The paper "Low-complexity End-to-End Performance Optimization in MIMO Full-Duplex Relay Systems" provides a comprehensive analysis of the challenges and solutions associated with the implementation of full-duplex systems in Multiple-Input Multiple-Output (MIMO) relay networks. The focus is on optimizing the end-to-end (e2e) performance of amplify-and-forward (AF) cooperative networks, particularly in addressing loopback interference (LI), a significant impediment in full-duplex operations.

Key Contributions

The key contributions of this paper are twofold. Firstly, it presents a joint precoding and decoding strategy that effectively mitigates LI using a zero-forcing (ZF) criterion. This approach significantly enhances the e2e performance by providing closed-form solutions that minimize system complexity. Secondly, the paper explores various antenna selection (AS) schemes as a low-complexity alternative to full MIMO processing, offering viable solutions for systems with constrained computational resources.

Main Findings

1. ZF-based Precoding Design: The authors develop a rank-1 ZF-based precoding technique that targets LI suppression, yielding improved e2e SNR. The paper derives closed-form solutions for these schemes and provides insights into their performance through exact and asymptotic outage probability analyses.
2. Antenna Selection Schemes: The paper discusses several AS strategies, such as the optimal AS (OP AS), $\max-\max$ AS (MM AS), partial AS (PR AS), and loop interference AS (LI AS). These schemes provide different trade-offs between performance and complexity. OP AS offers the best performance with higher complexity, while LI AS is a simpler but less effective alternative.
3. Outage Performance Analysis: For both precoding and AS designs, the paper presents analytical expressions for outage probability and diversity order, crucial metrics for evaluating system reliability. The analysis shows that while precoding designs deliver higher diversity, AS schemes are beneficial in low-diversity scenarios.
4. Impact of Antenna Configurations: The paper demonstrates how different numbers of antennas at source, relay, and destination nodes affect system performance. For instance, configurations with more antennas at the relay can enhance performance without significantly increasing complexity.
5. Power Allocation Strategy: A simple yet effective power allocation scheme is proposed to mitigate zero-diversity behavior in full-duplex systems. The authors provide optimal parameters for power allocation, balancing between computational efficiency and performance improvement.

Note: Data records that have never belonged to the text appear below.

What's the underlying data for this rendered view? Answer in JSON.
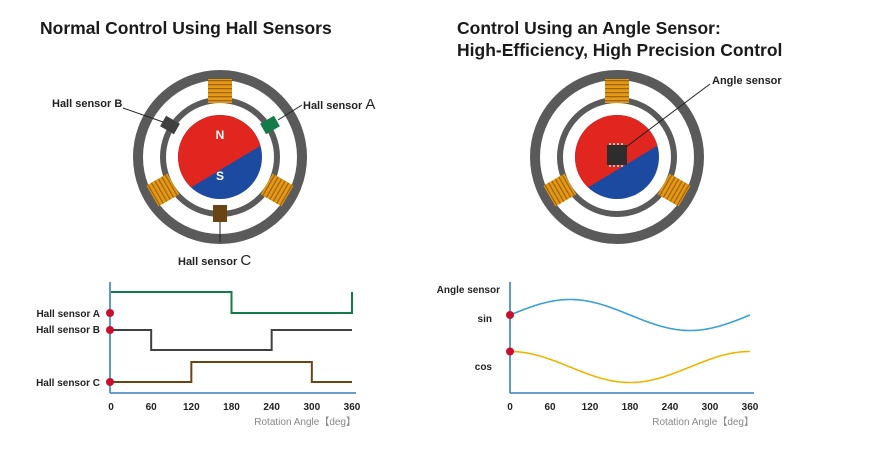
{
  "left_title": "Normal Control Using Hall Sensors",
  "right_title_line1": "Control Using an Angle Sensor:",
  "right_title_line2": "High-Efficiency, High Precision Control",
  "labels": {
    "hall_b": "Hall sensor B",
    "hall_a_prefix": "Hall sensor ",
    "hall_a_letter": "A",
    "hall_c_prefix": "Hall sensor ",
    "hall_c_letter": "C",
    "angle_sensor": "Angle sensor",
    "north": "N",
    "south": "S"
  },
  "colors": {
    "hall_a": "#137a4a",
    "hall_b": "#404040",
    "hall_c": "#6b4413",
    "sin": "#3a9fd6",
    "cos": "#f0b400",
    "marker": "#c8102e",
    "north": "#e0261e",
    "south": "#1b4aa0"
  },
  "chart_data": [
    {
      "type": "line",
      "title": "",
      "xlabel": "Rotation Angle【deg】",
      "ylabel": "",
      "x_ticks": [
        "0",
        "60",
        "120",
        "180",
        "240",
        "300",
        "360"
      ],
      "xlim": [
        0,
        360
      ],
      "series": [
        {
          "name": "Hall sensor A",
          "step": true,
          "transitions": [
            0,
            180,
            360
          ],
          "start": "high"
        },
        {
          "name": "Hall sensor B",
          "step": true,
          "transitions": [
            60,
            240
          ],
          "start": "high"
        },
        {
          "name": "Hall sensor C",
          "step": true,
          "transitions": [
            120,
            300
          ],
          "start": "low"
        }
      ]
    },
    {
      "type": "line",
      "title": "Angle sensor",
      "xlabel": "Rotation Angle【deg】",
      "ylabel": "Angle sensor",
      "x_ticks": [
        "0",
        "60",
        "120",
        "180",
        "240",
        "300",
        "360"
      ],
      "xlim": [
        0,
        360
      ],
      "series": [
        {
          "name": "sin",
          "function": "sin",
          "x": [
            0,
            90,
            180,
            270,
            360
          ],
          "values": [
            0,
            1,
            0,
            -1,
            0
          ]
        },
        {
          "name": "cos",
          "function": "cos",
          "x": [
            0,
            90,
            180,
            270,
            360
          ],
          "values": [
            1,
            0,
            -1,
            0,
            1
          ]
        }
      ]
    }
  ]
}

Practical Implications and Future Research

The findings of this paper have practical implications for the deployment of full-duplex relay systems in wireless networks, facilitating more efficient spectrum usage without compromising on interference handling. The closed-form solutions and antenna selection strategies can be directly applied to various scenarios in modern wireless communication systems, such as LTE-Advanced and next-generation Wi-Fi.

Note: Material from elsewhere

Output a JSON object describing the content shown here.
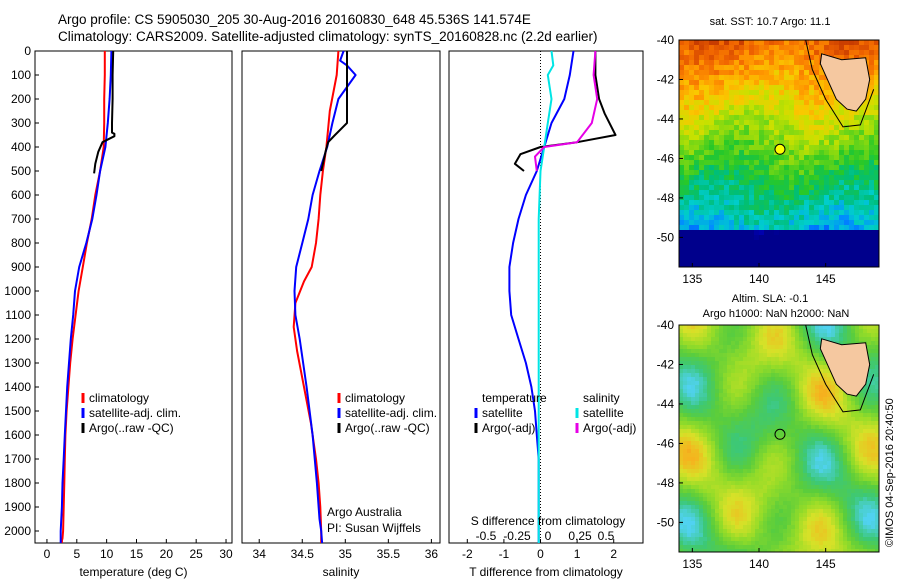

Future research could explore the integration of these techniques into heterogeneous networks and cognitive radio systems, potentially expanding the applicability of full-duplex solutions. Developing adaptive algorithms that can dynamically switch between precoding and AS strategies based on real-time channel conditions could further enhance system robustness and flexibility.

In conclusion, this paper offers a significant contribution to the optimization of MIMO full-duplex relay systems, presenting solutions that are both innovative and practical for real-world applications. The balance between performance enhancement and complexity reduction achieved through its proposed methods positions this work as a valuable resource for ongoing advancements in wireless communications.